The idea of “nothing” or the null set, or zero in mathematics, is a logical necessity. For example, in the positional notation that we use to write our numbers, after you have accumulated exactly one base with “nothing” over, the digit 1, indicating one base, by itself wouldn’t convey the idea. However 10 indicates that we have counted up exactly 1 base and no more.

I’m sure that our expert logicians can come up with other ways in which a null set is required for the formulation of abstract ideas.

How appropriate to read this on Christmas.
I just read (MSNBC?) that one of the reason they feel the date Jesus was born is incorrect is because there was no concept of zero…hence, we went from 1BC to 1AD…missing the year zero.

Happy 2004 to you all!

If nothing else, this thread proves I belong here.

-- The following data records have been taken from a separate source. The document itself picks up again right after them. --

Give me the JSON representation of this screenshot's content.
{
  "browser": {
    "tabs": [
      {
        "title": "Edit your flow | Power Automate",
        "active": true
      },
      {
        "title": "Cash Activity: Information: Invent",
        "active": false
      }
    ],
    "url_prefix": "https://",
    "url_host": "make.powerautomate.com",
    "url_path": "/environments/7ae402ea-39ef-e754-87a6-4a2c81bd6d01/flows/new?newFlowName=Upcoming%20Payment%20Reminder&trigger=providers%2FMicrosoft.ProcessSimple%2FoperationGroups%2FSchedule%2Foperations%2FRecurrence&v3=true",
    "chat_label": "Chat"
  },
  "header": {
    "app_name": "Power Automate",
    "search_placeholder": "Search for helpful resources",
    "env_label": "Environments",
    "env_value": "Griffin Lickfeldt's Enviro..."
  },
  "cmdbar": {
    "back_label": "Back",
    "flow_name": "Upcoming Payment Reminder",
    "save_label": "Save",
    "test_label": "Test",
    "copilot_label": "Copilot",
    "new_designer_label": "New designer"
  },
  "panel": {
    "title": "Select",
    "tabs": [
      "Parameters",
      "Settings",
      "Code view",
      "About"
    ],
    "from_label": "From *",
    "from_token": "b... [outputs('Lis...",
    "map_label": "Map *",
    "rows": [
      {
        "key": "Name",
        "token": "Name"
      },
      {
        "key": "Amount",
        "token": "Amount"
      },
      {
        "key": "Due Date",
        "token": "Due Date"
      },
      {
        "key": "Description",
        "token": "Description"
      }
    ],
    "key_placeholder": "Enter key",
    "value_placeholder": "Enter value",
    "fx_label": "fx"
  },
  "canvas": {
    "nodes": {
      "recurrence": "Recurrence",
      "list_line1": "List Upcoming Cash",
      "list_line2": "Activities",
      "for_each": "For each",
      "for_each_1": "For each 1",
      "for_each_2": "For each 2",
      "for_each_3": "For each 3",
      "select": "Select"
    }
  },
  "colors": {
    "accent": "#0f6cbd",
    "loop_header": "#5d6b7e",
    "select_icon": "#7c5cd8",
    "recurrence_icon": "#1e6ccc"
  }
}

My motto for years now has been: Nothing exists. :wink:

Both Descartes (Meditations) and Spinoza (Ethics) considered nothingness to be the least possible perfection (or expressed modally, the least possible necessity). Thus, nothingness, N is formally expressible as ~(<>(N)).

This idea is the 6th Inference of Suber’s famous The Great Chain of Being, which is a brief and breathtaking tour-de-force of ontology, ending with the conclusion that God is either uncaused or self-caused.